Was aus israelischer Perspektive eine gerechtfertigte Suchaktion darstellt, wird für die palästinensische Bevölkerung zu einem kritischen Dauerzustand. Dabei stoßen die nächtlichen Invasionen des israelischen Militärs in den Flüchtlingslagern auf Widerstand. Bei einer Operation in der Stadt Jenin töteten israelische Einheiten etwa einen 18-jährigen Palästinenser. Einige fordern bereits eine Rückkehr zur israelischen Praxis "gezielter Tötungen", mit der lange Zeit Funktionäre feindlicher Bewegungen wie der Hamas eliminiert wurden. Die Rückkehr zu einer anderen Taktik ist bereits passiert: In Hebron hat man die Häuser zweier verdächtigter Hamas-Funktionäre, die seit der Entführung unauffindbar sind, als präventive Strafe die Luft gesprengt. Weil die palästinensischen Sicherheitskräfte mit Israels Militär kooperieren, wird Palästinenser Präsident Mahmud Abbas für mehr und mehr Palästinenser zum "Verräter". Von der erst kürzlich gepriesenen palästinensischen Einheitsregierung ist keine Spur. "Teile und herrsche", beschreiben dieser Tage viele Palästinenser das Prinzip hinter Israels Politik in den Palästinensergebieten.

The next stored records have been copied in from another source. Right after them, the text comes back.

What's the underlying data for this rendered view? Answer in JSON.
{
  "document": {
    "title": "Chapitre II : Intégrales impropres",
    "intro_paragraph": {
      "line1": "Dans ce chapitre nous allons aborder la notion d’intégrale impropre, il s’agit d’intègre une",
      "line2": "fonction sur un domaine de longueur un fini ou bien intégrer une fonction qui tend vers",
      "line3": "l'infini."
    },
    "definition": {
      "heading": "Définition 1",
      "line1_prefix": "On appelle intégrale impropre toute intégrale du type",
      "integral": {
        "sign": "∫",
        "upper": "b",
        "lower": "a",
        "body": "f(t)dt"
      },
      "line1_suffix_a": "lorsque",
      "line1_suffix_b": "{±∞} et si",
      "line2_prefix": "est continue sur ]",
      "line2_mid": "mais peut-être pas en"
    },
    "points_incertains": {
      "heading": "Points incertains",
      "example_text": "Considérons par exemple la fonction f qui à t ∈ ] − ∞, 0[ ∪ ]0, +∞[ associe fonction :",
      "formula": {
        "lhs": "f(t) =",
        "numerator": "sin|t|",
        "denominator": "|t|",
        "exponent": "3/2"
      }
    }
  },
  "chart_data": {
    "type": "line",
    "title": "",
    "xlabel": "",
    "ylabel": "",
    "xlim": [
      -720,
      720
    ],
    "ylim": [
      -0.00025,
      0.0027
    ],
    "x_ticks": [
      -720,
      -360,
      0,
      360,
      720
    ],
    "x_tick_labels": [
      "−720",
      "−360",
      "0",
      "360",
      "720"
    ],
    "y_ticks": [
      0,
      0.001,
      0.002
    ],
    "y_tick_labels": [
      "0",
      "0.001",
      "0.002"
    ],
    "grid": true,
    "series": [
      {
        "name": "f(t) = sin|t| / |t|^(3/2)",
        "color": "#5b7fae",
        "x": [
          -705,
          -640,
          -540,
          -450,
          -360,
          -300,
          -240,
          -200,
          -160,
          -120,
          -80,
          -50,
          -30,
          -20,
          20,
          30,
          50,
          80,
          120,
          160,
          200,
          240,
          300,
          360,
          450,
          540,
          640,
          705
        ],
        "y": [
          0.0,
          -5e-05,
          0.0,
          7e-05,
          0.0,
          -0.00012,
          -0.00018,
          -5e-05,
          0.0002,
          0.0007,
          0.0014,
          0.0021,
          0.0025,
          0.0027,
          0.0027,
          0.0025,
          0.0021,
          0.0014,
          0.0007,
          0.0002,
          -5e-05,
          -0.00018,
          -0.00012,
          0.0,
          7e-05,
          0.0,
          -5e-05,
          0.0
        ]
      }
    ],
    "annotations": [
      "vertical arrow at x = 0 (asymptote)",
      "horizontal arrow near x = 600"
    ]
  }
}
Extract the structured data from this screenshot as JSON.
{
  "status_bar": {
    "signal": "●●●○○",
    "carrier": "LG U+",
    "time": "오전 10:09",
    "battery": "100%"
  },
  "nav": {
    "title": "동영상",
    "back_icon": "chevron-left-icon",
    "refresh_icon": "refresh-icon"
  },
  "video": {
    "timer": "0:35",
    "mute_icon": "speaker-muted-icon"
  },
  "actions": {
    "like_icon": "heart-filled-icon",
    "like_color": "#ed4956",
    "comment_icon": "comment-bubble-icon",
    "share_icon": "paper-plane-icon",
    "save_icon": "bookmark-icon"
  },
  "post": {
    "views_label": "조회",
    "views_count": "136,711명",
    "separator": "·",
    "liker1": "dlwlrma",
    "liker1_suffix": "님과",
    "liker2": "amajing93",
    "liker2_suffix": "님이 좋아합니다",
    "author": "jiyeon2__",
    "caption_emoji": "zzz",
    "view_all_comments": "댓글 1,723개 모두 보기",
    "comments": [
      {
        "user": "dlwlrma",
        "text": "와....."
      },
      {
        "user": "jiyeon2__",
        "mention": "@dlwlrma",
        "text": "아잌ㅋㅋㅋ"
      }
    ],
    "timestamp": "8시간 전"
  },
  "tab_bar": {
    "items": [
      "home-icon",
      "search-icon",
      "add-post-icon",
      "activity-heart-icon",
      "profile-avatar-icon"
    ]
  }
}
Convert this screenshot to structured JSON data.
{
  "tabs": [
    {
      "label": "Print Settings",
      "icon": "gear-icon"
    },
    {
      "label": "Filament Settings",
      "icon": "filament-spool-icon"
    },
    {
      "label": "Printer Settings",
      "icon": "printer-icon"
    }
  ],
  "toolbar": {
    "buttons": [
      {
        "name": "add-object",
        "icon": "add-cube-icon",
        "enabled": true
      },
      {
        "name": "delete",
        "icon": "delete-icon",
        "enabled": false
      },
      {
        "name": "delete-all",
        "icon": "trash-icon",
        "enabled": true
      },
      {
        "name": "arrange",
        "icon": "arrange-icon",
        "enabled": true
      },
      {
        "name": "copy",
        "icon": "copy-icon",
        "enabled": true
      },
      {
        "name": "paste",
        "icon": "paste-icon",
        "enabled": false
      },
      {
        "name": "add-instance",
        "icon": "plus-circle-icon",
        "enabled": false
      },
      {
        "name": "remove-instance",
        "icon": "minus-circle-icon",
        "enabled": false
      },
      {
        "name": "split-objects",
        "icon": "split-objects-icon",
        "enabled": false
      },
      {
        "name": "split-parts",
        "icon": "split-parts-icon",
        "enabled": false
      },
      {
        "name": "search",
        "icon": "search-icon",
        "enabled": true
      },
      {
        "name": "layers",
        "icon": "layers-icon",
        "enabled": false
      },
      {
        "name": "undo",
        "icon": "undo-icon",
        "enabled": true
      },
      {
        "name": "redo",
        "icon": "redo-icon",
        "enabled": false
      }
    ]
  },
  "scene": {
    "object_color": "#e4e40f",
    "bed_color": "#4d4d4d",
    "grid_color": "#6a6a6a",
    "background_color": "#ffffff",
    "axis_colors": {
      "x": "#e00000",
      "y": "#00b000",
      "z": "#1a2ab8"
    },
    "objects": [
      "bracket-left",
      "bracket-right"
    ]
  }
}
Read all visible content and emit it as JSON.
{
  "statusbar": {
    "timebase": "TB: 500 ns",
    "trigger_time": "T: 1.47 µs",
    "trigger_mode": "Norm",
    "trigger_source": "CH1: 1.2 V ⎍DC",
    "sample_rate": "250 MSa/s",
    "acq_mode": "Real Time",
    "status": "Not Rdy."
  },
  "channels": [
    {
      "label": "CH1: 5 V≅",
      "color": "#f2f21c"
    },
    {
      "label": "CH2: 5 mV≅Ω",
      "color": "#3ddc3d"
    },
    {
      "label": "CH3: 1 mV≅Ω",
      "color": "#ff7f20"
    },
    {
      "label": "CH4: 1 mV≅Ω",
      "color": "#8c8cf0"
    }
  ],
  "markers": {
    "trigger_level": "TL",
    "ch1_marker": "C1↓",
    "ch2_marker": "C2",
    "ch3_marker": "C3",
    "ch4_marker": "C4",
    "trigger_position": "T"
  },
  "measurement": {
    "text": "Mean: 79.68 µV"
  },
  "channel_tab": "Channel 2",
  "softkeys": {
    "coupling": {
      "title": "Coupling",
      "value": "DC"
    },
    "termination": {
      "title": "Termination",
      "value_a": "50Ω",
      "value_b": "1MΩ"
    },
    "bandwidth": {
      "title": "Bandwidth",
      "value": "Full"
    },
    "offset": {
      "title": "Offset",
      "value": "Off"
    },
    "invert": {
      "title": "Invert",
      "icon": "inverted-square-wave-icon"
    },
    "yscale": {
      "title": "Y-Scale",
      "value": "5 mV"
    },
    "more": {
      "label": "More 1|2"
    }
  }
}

Dafür schweißen Trauer und Zorn die israelische Nation enger zusammen. Gehüllt in eine israelische Flagge wurde der Leichnam des 16-jährigen Gilad Shaar am Dienstagabend zur Abschiedszeremonie in der Siedlung Talmon getragen. "Wir begraben heute keinen Siedler, das ist nicht nur ein Verlust für einen Sektor, sondern für uns alle", sagte dort Finanzminister Yair Lapid. Der Tod der drei Jungen scheint Israel nicht nur über die politischen Gräben, sondern auch über die Siedlungsfrage hinweg zu einen. Das auch, weil die drei als "nicht-radikale junge Israelis wahrgenommen werden, die im Siedlungsgebiet eine moderate Religionsschule besuchten und wie viele andere dort autostoppten", sagt Dahlia Scheindlin, eine Expertin für politische Meinungsforschung. "Die Gefühle von Israelis gegenüber Durchschnittssiedlern werden somit aufgewärmt."